Bug #1693 collating element not accepted in REGEX
Submitted: 28 Oct 2003 20:01 Modified: 13 Dec 2003 3:34
Reporter: Christian Hammers (Silver Quality Contributor) (OCA) Email Updates:
Status: Not a Bug Impact on me:
None 
Category:MySQL Server: MyISAM storage engine Severity:S3 (Non-critical)
Version:4.0.16 OS:Linux (Debian GNU/Linux)
Assigned to: Alexander Barkov CPU Architecture:Any

[28 Oct 2003 20:01] Christian Hammers
Description:
This was reported as Debian bug report and is available at
http://bugs.debian.org/214952

--------------------------------------------------------
A SELECT query with "WHERE field REGEXP 'characters[^[.sequence.]]'"
gives "invalid collating element" if sequence is longer than 1 char.
example: SELECT * FROM table1 WHERE url REGEXP 'http://w[^[.ww\..]]';
-----------------------------------------------------------

(hm, it does not even seem to accept '[[.ch.]]*c' which is the example used in
http://www.mysql.com/doc/en/Regexp.html)

How to repeat:
mysql> SELECT * FROM test1 WHERE url REGEXP '[[.ch.]]*c';
ERROR 1139: Got error 'invalid collating element' from regexp

Suggested fix:
not known
[28 Oct 2003 23:43] Alexander Barkov
The regex library used in MySQL doesn't seem to support
this style of collating sequences. 

I'm wondering if we should fix it or close as "Won't fix".

Christian, do you need collating sequences for work?
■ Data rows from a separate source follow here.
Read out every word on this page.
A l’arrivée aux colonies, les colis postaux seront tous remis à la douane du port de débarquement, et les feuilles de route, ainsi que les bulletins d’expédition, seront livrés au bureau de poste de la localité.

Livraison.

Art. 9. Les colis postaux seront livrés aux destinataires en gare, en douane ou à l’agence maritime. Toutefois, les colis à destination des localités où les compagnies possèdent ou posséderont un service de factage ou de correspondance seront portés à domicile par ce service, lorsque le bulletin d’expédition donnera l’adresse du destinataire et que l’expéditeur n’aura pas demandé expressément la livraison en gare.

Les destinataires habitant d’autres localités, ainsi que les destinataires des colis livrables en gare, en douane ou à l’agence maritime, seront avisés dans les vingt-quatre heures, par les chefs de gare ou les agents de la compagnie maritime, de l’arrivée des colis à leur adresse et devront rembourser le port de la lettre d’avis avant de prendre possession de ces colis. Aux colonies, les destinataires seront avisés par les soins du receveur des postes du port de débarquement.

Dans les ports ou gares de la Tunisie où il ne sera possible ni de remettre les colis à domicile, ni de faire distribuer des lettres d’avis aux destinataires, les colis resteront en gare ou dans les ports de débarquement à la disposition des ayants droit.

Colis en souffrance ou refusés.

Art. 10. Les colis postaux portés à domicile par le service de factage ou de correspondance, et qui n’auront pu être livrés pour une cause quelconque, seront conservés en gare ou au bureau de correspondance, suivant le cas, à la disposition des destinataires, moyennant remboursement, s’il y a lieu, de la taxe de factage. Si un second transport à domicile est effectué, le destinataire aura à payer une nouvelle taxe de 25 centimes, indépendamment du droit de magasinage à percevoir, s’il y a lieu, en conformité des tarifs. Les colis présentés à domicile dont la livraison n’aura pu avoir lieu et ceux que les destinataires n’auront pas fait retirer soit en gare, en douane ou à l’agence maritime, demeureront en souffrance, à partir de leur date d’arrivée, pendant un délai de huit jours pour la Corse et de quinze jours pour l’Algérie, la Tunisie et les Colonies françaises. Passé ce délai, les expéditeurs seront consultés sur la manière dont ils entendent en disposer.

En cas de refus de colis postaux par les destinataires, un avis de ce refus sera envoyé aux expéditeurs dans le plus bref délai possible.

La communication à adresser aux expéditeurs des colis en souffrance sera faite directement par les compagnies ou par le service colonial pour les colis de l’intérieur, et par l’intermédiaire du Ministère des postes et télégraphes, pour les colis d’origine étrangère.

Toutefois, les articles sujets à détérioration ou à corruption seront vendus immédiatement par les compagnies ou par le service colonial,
Or did you probably just wanted to let other people know when you
noticed this, without having a real demond to use this feature?
[29 Oct 2003 13:32] Christian Hammers
The bug was reported to the Debian bug tracking system by Khalid Shukri <khalid@empi.dnsalias.com>. I will ask him if he desperately needs this feature :)
In the meantime it should at least noted in the documentation that this sequence does not work and maybe given a hint that the exact regex definition is in
"man 7 regex" or whereever the used regex lib is documented.
[13 Dec 2003 3:34] Michael Widenius
I have now update the manual to reflect how the regexp library works:

[[.characters.]]
The sequence of characters of that collating element. 'characters'
is either a single character or a character name like 'newline'.
You can find the full list of character names in 'regexp/cname.h'

Regards,
Monty